In many ways, Oedipa's encounter with Thoth makes little to no sense (welcome to The Crying of Lot 49, Shmoopers). She stops at the nursery home on a whim, where—bam!—she bumps into a man whose grandfather may have been attacked by Tristero. The scene seems to anticipate the night during which Oedipa wanders through San Francisco and sees Tristero everywhere. It's difficult to tell if she is hallucinating, or if someone is playing a joke on her. Later in the novel, Oedipa has stopped taking such things for granted and decides that she will not go see Thoth again. She just assumes that he will have died or disappeared.
"Thoth" is meant to sound German in the book, but it might also refer to "Thoth," the Egyptian god of wisdom and language.
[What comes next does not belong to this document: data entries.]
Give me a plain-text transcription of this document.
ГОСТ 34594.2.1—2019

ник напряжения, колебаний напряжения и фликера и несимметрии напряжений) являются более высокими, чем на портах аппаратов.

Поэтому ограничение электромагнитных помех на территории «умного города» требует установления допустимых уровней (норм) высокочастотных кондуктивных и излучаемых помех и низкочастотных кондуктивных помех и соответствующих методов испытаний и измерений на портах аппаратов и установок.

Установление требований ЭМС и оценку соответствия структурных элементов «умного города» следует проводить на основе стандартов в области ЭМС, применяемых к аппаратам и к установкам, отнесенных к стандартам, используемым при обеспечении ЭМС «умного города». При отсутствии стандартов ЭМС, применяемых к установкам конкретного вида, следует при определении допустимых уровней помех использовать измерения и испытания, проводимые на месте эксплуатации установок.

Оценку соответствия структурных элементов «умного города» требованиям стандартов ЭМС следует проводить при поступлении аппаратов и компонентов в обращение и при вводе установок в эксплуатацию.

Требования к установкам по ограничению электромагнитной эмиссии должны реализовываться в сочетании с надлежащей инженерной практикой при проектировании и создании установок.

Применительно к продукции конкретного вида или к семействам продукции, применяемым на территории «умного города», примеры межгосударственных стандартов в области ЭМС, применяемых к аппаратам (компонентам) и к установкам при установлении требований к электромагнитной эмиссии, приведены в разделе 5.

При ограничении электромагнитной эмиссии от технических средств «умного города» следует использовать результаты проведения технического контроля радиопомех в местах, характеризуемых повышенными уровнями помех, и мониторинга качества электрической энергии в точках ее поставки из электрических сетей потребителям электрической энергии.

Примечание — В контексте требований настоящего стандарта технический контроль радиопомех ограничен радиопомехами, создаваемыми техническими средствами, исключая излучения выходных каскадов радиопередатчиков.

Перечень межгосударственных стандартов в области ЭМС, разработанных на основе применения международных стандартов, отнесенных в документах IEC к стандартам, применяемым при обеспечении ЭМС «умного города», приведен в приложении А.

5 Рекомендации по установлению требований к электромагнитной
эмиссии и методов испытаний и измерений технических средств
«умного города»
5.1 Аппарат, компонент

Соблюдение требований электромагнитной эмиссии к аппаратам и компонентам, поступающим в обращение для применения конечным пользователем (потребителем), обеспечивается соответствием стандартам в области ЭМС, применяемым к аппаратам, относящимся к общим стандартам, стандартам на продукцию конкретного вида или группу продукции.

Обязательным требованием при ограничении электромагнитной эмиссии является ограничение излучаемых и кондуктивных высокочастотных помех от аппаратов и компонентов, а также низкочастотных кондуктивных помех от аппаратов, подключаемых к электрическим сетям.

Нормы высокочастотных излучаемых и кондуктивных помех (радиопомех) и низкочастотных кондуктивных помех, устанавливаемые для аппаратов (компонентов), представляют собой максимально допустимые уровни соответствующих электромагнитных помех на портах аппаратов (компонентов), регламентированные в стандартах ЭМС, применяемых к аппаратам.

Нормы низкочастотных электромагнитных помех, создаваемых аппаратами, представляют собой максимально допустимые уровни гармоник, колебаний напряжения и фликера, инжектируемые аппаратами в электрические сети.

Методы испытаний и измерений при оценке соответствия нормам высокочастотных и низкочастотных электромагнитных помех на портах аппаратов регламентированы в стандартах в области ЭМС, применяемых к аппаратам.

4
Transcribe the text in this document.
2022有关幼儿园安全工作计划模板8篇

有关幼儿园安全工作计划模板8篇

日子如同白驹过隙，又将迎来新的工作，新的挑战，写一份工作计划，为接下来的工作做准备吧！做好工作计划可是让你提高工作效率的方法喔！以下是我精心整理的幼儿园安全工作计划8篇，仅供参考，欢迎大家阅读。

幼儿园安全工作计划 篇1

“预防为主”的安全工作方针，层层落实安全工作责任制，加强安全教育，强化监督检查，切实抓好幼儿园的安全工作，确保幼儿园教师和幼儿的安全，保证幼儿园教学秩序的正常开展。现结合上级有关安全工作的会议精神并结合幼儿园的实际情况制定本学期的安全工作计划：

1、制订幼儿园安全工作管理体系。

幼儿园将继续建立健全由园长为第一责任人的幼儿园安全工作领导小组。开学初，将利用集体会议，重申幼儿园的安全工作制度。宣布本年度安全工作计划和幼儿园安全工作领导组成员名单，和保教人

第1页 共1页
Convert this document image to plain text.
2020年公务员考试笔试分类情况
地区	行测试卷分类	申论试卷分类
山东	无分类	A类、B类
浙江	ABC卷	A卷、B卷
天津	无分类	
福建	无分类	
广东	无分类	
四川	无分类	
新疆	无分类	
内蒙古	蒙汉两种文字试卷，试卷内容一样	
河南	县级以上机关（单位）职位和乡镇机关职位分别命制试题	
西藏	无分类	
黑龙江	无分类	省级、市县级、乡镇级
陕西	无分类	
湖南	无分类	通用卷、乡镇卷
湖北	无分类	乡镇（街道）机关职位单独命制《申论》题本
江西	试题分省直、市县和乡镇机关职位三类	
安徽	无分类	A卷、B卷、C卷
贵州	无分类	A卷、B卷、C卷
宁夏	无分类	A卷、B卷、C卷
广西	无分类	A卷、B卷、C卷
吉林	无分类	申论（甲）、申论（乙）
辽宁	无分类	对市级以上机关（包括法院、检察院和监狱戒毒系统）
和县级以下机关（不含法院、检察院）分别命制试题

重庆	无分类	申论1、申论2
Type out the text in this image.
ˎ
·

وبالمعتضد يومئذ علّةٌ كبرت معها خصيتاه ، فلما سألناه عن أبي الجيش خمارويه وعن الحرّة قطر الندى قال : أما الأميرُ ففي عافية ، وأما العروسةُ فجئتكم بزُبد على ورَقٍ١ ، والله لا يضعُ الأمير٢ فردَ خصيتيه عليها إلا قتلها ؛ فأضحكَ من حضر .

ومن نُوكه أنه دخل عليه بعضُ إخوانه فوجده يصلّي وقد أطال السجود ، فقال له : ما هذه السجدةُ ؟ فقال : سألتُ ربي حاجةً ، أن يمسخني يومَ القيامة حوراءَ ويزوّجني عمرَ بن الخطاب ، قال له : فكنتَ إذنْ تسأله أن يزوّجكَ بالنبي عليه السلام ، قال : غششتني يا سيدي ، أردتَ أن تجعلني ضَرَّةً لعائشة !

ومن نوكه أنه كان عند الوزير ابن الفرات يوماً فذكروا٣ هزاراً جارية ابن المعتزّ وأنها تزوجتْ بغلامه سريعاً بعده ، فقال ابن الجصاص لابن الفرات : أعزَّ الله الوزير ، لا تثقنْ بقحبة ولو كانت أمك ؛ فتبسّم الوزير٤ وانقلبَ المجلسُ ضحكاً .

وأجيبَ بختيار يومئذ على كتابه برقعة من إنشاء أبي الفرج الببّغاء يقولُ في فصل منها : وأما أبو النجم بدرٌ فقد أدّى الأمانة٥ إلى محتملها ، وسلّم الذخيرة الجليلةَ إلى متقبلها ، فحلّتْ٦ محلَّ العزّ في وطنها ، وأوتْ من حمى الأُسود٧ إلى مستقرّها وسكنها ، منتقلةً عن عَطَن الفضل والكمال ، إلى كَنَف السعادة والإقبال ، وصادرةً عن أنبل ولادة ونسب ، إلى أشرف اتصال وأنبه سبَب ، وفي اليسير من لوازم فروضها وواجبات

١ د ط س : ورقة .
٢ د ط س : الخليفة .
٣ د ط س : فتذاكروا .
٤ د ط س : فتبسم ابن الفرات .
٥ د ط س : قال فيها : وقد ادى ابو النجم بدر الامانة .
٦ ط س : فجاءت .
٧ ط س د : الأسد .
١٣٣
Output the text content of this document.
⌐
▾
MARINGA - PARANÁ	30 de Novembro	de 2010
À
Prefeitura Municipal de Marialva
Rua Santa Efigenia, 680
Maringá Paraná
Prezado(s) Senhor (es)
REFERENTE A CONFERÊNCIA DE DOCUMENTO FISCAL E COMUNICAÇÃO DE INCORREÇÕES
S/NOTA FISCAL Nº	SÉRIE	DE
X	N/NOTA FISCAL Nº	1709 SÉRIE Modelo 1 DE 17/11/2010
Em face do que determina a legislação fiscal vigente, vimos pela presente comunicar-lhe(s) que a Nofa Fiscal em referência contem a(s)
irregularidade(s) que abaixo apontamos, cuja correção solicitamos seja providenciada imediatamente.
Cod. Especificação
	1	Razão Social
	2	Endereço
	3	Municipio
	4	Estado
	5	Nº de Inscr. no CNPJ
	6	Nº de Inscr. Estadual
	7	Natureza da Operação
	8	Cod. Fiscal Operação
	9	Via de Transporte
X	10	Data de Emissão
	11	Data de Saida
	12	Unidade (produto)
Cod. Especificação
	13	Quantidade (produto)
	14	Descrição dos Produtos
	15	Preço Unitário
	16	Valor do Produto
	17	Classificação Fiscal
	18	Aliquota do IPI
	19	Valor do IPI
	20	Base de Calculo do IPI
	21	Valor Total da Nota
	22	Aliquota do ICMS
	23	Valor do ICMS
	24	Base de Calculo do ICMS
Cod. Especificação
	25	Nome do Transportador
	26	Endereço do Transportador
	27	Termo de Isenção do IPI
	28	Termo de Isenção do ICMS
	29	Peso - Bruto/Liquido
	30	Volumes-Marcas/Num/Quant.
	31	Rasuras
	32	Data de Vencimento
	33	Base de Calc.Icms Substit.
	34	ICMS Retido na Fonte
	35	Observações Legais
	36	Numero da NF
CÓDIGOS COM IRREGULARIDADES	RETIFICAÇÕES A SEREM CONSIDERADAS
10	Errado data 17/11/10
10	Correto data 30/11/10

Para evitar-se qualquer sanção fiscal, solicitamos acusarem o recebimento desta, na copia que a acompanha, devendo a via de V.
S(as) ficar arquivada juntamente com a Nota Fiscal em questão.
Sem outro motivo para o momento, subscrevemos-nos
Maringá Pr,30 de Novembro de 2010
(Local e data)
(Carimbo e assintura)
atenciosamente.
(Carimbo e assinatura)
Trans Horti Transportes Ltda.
It would be a fitting allusion, since Thoth's main contribution to the story is to show Oedipa the Tristero symbol, which she spends much of the book trying to decode.
One thing to notice is that, like Manny Di Presso, Thoth tells Oedipa about a real atrocity: his grandfather was a brutal Indian killer. Yet Oedipa glosses over the real atrocity because she is much more preoccupied with the (possibly imagined) conspiracy of the Tristero.